Published April 20, 2017 This content is archived.
Four graduate students from the Jacobs School of Medicine and Biomedical Sciences were among the 15 finalists of UB’s inaugural Three Minute Thesis (3MTĀ®) competition.
One of them, Danielle Twum, a doctoral candidate in the Roswell Park Comprehensive Cancer Center Graduate Division, won second place in the competition that celebrates research by graduate students.
Developed by the University of Queensland in 2008, the exercise cultivates students’ academic, presentation and research communication skills.
In the 3MT competition, graduate students convey the essence and importance of their master’s thesis or doctoral dissertation research in an engaging way to a non-specialist audience in just three minutes and are limited to one PowerPoint slide.
A panel of judges determined first, second and third place prizes, worth $1,000, $750 and $500, respectively.

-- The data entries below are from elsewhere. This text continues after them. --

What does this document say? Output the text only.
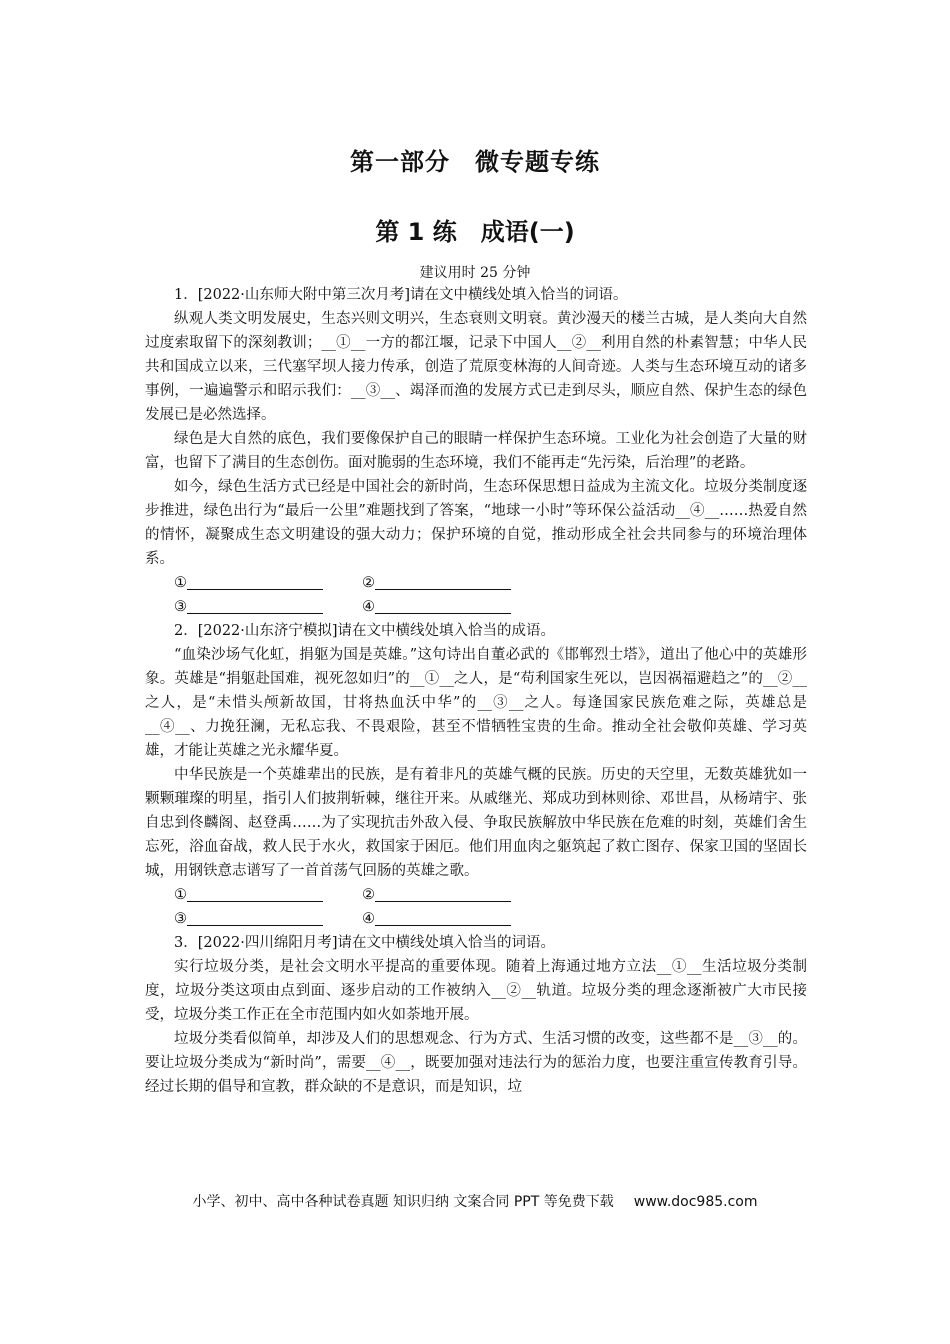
第一部分　微专题专练
第 1 练　成语(一)
建议用时 25 分钟

1．[2022·山东师大附中第三次月考]请在文中横线处填入恰当的词语。

纵观人类文明发展史，生态兴则文明兴，生态衰则文明衰。黄沙漫天的楼兰古城，是人类向大自然过度索取留下的深刻教训；__①__一方的都江堰，记录下中国人__②__利用自然的朴素智慧；中华人民共和国成立以来，三代塞罕坝人接力传承，创造了荒原变林海的人间奇迹。人类与生态环境互动的诸多事例，一遍遍警示和昭示我们：__③__、竭泽而渔的发展方式已走到尽头，顺应自然、保护生态的绿色发展已是必然选择。

绿色是大自然的底色，我们要像保护自己的眼睛一样保护生态环境。工业化为社会创造了大量的财富，也留下了满目的生态创伤。面对脆弱的生态环境，我们不能再走“先污染，后治理”的老路。

如今，绿色生活方式已经是中国社会的新时尚，生态环保思想日益成为主流文化。垃圾分类制度逐步推进，绿色出行为“最后一公里”难题找到了答案，“地球一小时”等环保公益活动__④__……热爱自然的情怀，凝聚成生态文明建设的强大动力；保护环境的自觉，推动形成全社会共同参与的环境治理体系。

①	②
③	④

2．[2022·山东济宁模拟]请在文中横线处填入恰当的成语。

“血染沙场气化虹，捐躯为国是英雄。”这句诗出自董必武的《邯郸烈士塔》，道出了他心中的英雄形象。英雄是“捐躯赴国难，视死忽如归”的__①__之人，是“苟利国家生死以，岂因祸福避趋之”的__②__之人，是“未惜头颅新故国，甘将热血沃中华”的__③__之人。每逢国家民族危难之际，英雄总是__④__、力挽狂澜，无私忘我、不畏艰险，甚至不惜牺牲宝贵的生命。推动全社会敬仰英雄、学习英雄，才能让英雄之光永耀华夏。

中华民族是一个英雄辈出的民族，是有着非凡的英雄气概的民族。历史的天空里，无数英雄犹如一颗颗璀璨的明星，指引人们披荆斩棘，继往开来。从戚继光、郑成功到林则徐、邓世昌，从杨靖宇、张自忠到佟麟阁、赵登禹……为了实现抗击外敌入侵、争取民族解放中华民族在危难的时刻，英雄们舍生忘死，浴血奋战，救人民于水火，救国家于困厄。他们用血肉之躯筑起了救亡图存、保家卫国的坚固长城，用钢铁意志谱写了一首首荡气回肠的英雄之歌。

①	②
③	④

3．[2022·四川绵阳月考]请在文中横线处填入恰当的词语。

实行垃圾分类，是社会文明水平提高的重要体现。随着上海通过地方立法__①__生活垃圾分类制度，垃圾分类这项由点到面、逐步启动的工作被纳入__②__轨道。垃圾分类的理念逐渐被广大市民接受，垃圾分类工作正在全市范围内如火如荼地开展。

垃圾分类看似简单，却涉及人们的思想观念、行为方式、生活习惯的改变，这些都不是__③__的。要让垃圾分类成为“新时尚”，需要__④__，既要加强对违法行为的惩治力度，也要注重宣传教育引导。经过长期的倡导和宣教，群众缺的不是意识，而是知识，垃

小学、初中、高中各种试卷真题 知识归纳 文案合同 PPT 等免费下载 www.doc985.com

A People’s Choice prize, worth $250, was awarded based on an audience vote.
Twum, who is mentored by Scott Abrams, PhD, in Roswell’s Department of Immunology, won second place for her presentation titled “Switch Cancer Off!”
She is hoping to bring science to the general public by coming up with more exciting ways to explain complex scientific concepts in order to demystify the mysteries that surround science and make it more approachable to the lay person.
Other medical school students who were 3MT finalists are:
Lucie Kafkova, a doctoral candidate in microbiology and immunology, is mentored by Laurie K. Read, PhD, professor of microbiology and immunology.
Kafkova has been studying African trypanosomes since the beginning of her undergraduate career. She completed her master’s studies at the University of South Bohemia with a degree in experimental biology and then switched her focus from RNA editing to arginine methylation when she joined Read’s group at UB.
Her presentation was titled “Figuring Out African Trypanosomes One Protein at a Time.”
Nadav Weinstock, a fifth-year MD/PhD student, aspires to become a physician-scientist working on developing therapies for rare diseases that affect babies.
During his first two years of medical school, Weinstock became interested in global health and spent time providing medical care at local free health clinics and to underserved remote populations in the Himalayan Mountains of India.
In 2016, he was awarded an F30 fellowship from the NIH for his research on Krabbe Disease.
His adviser in the MD-PhD Program is M. Laura Feltri, MD, professor of biochemistry and neurology.
Weinstock’s presentation was titled “Understanding Krabbe Disease.”
Chong Zhang presented “An Enzyme to Remember with No Strings Attached” at the competition.
She is a doctoral candidate in pharmacology and toxicology who is mentored by James M. O’Donnell, PhD, dean of the School of Pharmacy and Pharmaceutical Sciences.
Zhang’s research has involved elucidating the relationship between the neurochemical and behavioral effects of drugs that are used in neuropsychiatric diseases, such as depression, anxiety and learning and memory disabilities.
Other competition winners were:
The 3MT competition was sponsored by the UB Graduate School and Blackstone LaunchPad, a campus-based entrepreneurship program open to students of all majors, experiences and disciplines.
The event was conducted April 7 in the Center for the Arts Screening Room.